Metropolis-Hastings (MH) is one of the simplest kinds of MCMC algorithms. The idea with MH is that at each step, we propose to move from the current state \(x\) to a new state \(x'\) with probability \(q(x'|x)\), where \(q\) is the proposal distribution. The user is free to choose the proposal distribution and the choice of the proposal is dependent on the form of the target distribution. Once a proposal has been made to move to \(x'\), we then decide whether to accept or reject the proposal according to some rule. If the proposal is accepted, the new state is \(x'\), else the new state is the same as the current state \(x\).

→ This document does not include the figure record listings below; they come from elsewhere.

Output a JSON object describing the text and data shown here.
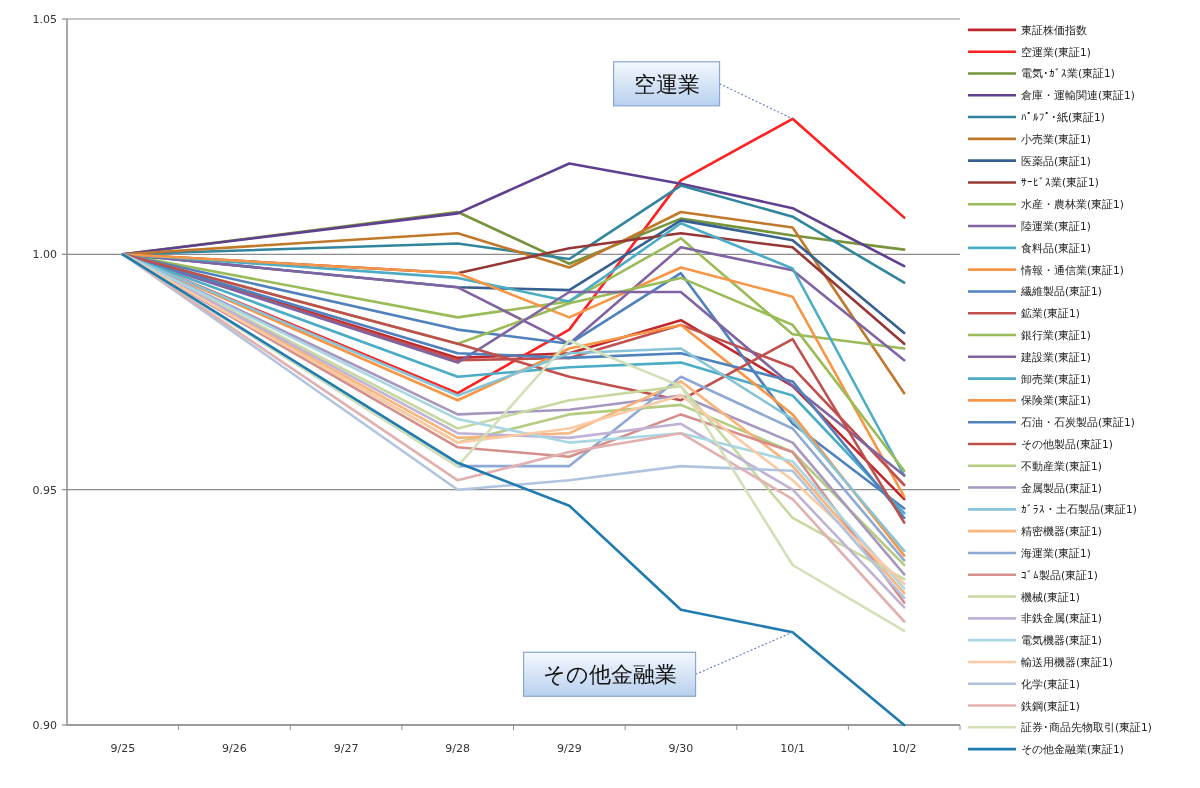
{
  "chart_data": {
    "type": "line",
    "categories": [
      "9/25",
      "9/26",
      "9/27",
      "9/28",
      "9/29",
      "9/30",
      "10/1",
      "10/2"
    ],
    "ylim": [
      0.9,
      1.05
    ],
    "yticks": [
      {
        "value": 0.9,
        "label": "0.90"
      },
      {
        "value": 0.95,
        "label": "0.95"
      },
      {
        "value": 1.0,
        "label": "1.00"
      },
      {
        "value": 1.05,
        "label": "1.05"
      }
    ],
    "grid": "y",
    "legend": "right",
    "annotations": [
      {
        "text": "空運業",
        "x": "10/1",
        "y": 1.0288
      },
      {
        "text": "その他金融業",
        "x": "10/1",
        "y": 0.9197
      }
    ],
    "series": [
      {
        "name": "東証株価指数",
        "color": "#c0272d",
        "values": [
          1.0,
          null,
          null,
          0.978,
          0.979,
          0.986,
          0.972,
          0.948
        ]
      },
      {
        "name": "空運業(東証1)",
        "color": "#ff2020",
        "values": [
          1.0,
          null,
          null,
          0.9705,
          0.984,
          1.0157,
          1.0288,
          1.0078
        ]
      },
      {
        "name": "電気･ｶﾞｽ業(東証1)",
        "color": "#77933c",
        "values": [
          1.0,
          null,
          null,
          1.009,
          0.998,
          1.0076,
          1.004,
          1.001
        ]
      },
      {
        "name": "倉庫・運輸関連(東証1)",
        "color": "#5f3f8f",
        "values": [
          1.0,
          null,
          null,
          1.0087,
          1.0193,
          1.015,
          1.0098,
          0.9975
        ]
      },
      {
        "name": "ﾊﾟﾙﾌﾟ･紙(東証1)",
        "color": "#31859c",
        "values": [
          1.0,
          null,
          null,
          1.0023,
          0.999,
          1.0146,
          1.008,
          0.994
        ]
      },
      {
        "name": "小売業(東証1)",
        "color": "#c0782a",
        "values": [
          1.0,
          null,
          null,
          1.0045,
          0.9972,
          1.009,
          1.0057,
          0.9705
        ]
      },
      {
        "name": "医薬品(東証1)",
        "color": "#376092",
        "values": [
          1.0,
          null,
          null,
          0.993,
          0.9924,
          1.0072,
          1.003,
          0.9833
        ]
      },
      {
        "name": "ｻｰﾋﾞｽ業(東証1)",
        "color": "#953735",
        "values": [
          1.0,
          null,
          null,
          0.996,
          1.0013,
          1.0045,
          1.0015,
          0.981
        ]
      },
      {
        "name": "水産・農林業(東証1)",
        "color": "#9bbb59",
        "values": [
          1.0,
          null,
          null,
          0.9866,
          0.99,
          1.0034,
          0.983,
          0.98
        ]
      },
      {
        "name": "陸運業(東証1)",
        "color": "#8064a2",
        "values": [
          1.0,
          null,
          null,
          0.993,
          0.981,
          1.0015,
          0.9966,
          0.9775
        ]
      },
      {
        "name": "食料品(東証1)",
        "color": "#4bacc6",
        "values": [
          1.0,
          null,
          null,
          0.995,
          0.99,
          1.0066,
          0.997,
          0.953
        ]
      },
      {
        "name": "情報・通信業(東証1)",
        "color": "#f79646",
        "values": [
          1.0,
          null,
          null,
          0.996,
          0.9866,
          0.9972,
          0.991,
          0.9485
        ]
      },
      {
        "name": "繊維製品(東証1)",
        "color": "#4f81bd",
        "values": [
          1.0,
          null,
          null,
          0.984,
          0.981,
          0.996,
          0.964,
          0.946
        ]
      },
      {
        "name": "鉱業(東証1)",
        "color": "#c0504d",
        "values": [
          1.0,
          null,
          null,
          0.9775,
          0.978,
          0.985,
          0.976,
          0.951
        ]
      },
      {
        "name": "銀行業(東証1)",
        "color": "#9bbb59",
        "values": [
          1.0,
          null,
          null,
          0.981,
          0.9896,
          0.995,
          0.985,
          0.954
        ]
      },
      {
        "name": "建設業(東証1)",
        "color": "#8064a2",
        "values": [
          1.0,
          null,
          null,
          0.977,
          0.992,
          0.992,
          0.972,
          0.953
        ]
      },
      {
        "name": "卸売業(東証1)",
        "color": "#4bacc6",
        "values": [
          1.0,
          null,
          null,
          0.974,
          0.976,
          0.977,
          0.97,
          0.945
        ]
      },
      {
        "name": "保険業(東証1)",
        "color": "#f79646",
        "values": [
          1.0,
          null,
          null,
          0.969,
          0.98,
          0.985,
          0.966,
          0.936
        ]
      },
      {
        "name": "石油・石炭製品(東証1)",
        "color": "#4f81bd",
        "values": [
          1.0,
          null,
          null,
          0.979,
          0.978,
          0.979,
          0.973,
          0.944
        ]
      },
      {
        "name": "その他製品(東証1)",
        "color": "#c0504d",
        "values": [
          1.0,
          null,
          null,
          0.981,
          0.974,
          0.969,
          0.982,
          0.943
        ]
      },
      {
        "name": "不動産業(東証1)",
        "color": "#b5cc80",
        "values": [
          1.0,
          null,
          null,
          0.96,
          0.966,
          0.968,
          0.958,
          0.934
        ]
      },
      {
        "name": "金属製品(東証1)",
        "color": "#a796c0",
        "values": [
          1.0,
          null,
          null,
          0.966,
          0.967,
          0.97,
          0.96,
          0.932
        ]
      },
      {
        "name": "ｶﾞﾗｽ・土石製品(東証1)",
        "color": "#86c3d6",
        "values": [
          1.0,
          null,
          null,
          0.97,
          0.979,
          0.98,
          0.965,
          0.937
        ]
      },
      {
        "name": "精密機器(東証1)",
        "color": "#f9b47c",
        "values": [
          1.0,
          null,
          null,
          0.961,
          0.962,
          0.973,
          0.955,
          0.928
        ]
      },
      {
        "name": "海運業(東証1)",
        "color": "#8ea9d3",
        "values": [
          1.0,
          null,
          null,
          0.955,
          0.955,
          0.974,
          0.963,
          0.935
        ]
      },
      {
        "name": "ｺﾞﾑ製品(東証1)",
        "color": "#d58e8c",
        "values": [
          1.0,
          null,
          null,
          0.959,
          0.957,
          0.966,
          0.958,
          0.926
        ]
      },
      {
        "name": "機械(東証1)",
        "color": "#c6d9a0",
        "values": [
          1.0,
          null,
          null,
          0.963,
          0.969,
          0.972,
          0.944,
          0.931
        ]
      },
      {
        "name": "非鉄金属(東証1)",
        "color": "#bfb2d4",
        "values": [
          1.0,
          null,
          null,
          0.962,
          0.961,
          0.964,
          0.95,
          0.925
        ]
      },
      {
        "name": "電気機器(東証1)",
        "color": "#a9d6e3",
        "values": [
          1.0,
          null,
          null,
          0.965,
          0.96,
          0.962,
          0.956,
          0.929
        ]
      },
      {
        "name": "輸送用機器(東証1)",
        "color": "#fbcaa4",
        "values": [
          1.0,
          null,
          null,
          0.96,
          0.963,
          0.97,
          0.952,
          0.93
        ]
      },
      {
        "name": "化学(東証1)",
        "color": "#b0c4e0",
        "values": [
          1.0,
          null,
          null,
          0.95,
          0.952,
          0.955,
          0.954,
          0.927
        ]
      },
      {
        "name": "鉄鋼(東証1)",
        "color": "#e2b0ae",
        "values": [
          1.0,
          null,
          null,
          0.952,
          0.958,
          0.962,
          0.948,
          0.922
        ]
      },
      {
        "name": "証券･商品先物取引(東証1)",
        "color": "#d2e0b8",
        "values": [
          1.0,
          null,
          null,
          0.955,
          0.9817,
          0.972,
          0.934,
          0.92
        ]
      },
      {
        "name": "その他金融業(東証1)",
        "color": "#1f7bb0",
        "values": [
          1.0,
          null,
          null,
          0.9557,
          0.9466,
          0.9245,
          0.9197,
          0.9
        ]
      }
    ]
  }
}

Proposals can be symmetric and asymmetric. In the case of symmetric proposals \(q(x'|x) = q(x|x')\), the acceptance probability is given by the rule:
\[A = min(1, \frac{p^*(x')}{p^*(x)})\]
The fraction is a ratio between the probabilities of the proposed state \(x'\) and current state \(x\). If \(x'\) is more probable than \(x\), the ratio is \(> 1\), and we move to the proposed state. However, if \(x'\) is less probable, we may still move there, depending on the relative probabilities. If the relative probabilities are similar, we may code exploration into the algorithm such that they go in the opposite direction. This helps with the greediness of the original algorithm—only moving to more probable states.
The Algorithm
Initialize \(x^0\)
for \(s = 0, 1, 2, 3, ...\) do:
Define \(x = x^s\)
Sample \(x' \sim q(x'|x)\) where \(q\) is the user’s proposal distribution
Set new sample to: \(x^{s+1} =
\left\{
\begin{array}{ll}
x' & \quad \text{if} \quad u \leq A(\text{accept}) \\
x & \quad \text{if} \quad x > A(\text{reject}) \\
\end{array}
\right.\)
Random Walk Metropolis-Hastings
The random walk metropolis-hastings (RWMH) corresponds to MH with a Gaussian propsal distribution of the form:
\[q(x'|x) = \mathcal{N}(x'|x, \tau^2 I)\]
Below, I implement the RWMH for sampling from a 1-dimenensional mixture of Gaussians (implemented using the MixtureSameFamily PyTorch class) with the following parameters:
The mixture distribution can be tricky to sample from as it is has more than one model, i.e., it is a bimodal distribution. However, we can see that the RWMH spends time sampling from both component distributions, albeit, the distribution with the higher probability more. Due to the random search based perturbations (random walk), the sampler seems to randomly jump from component to component, showing that the chain is not sticky. Additionally, the acceptance rate is \(0.803\) indicating that about \(80\%\) of new proposals were accepted.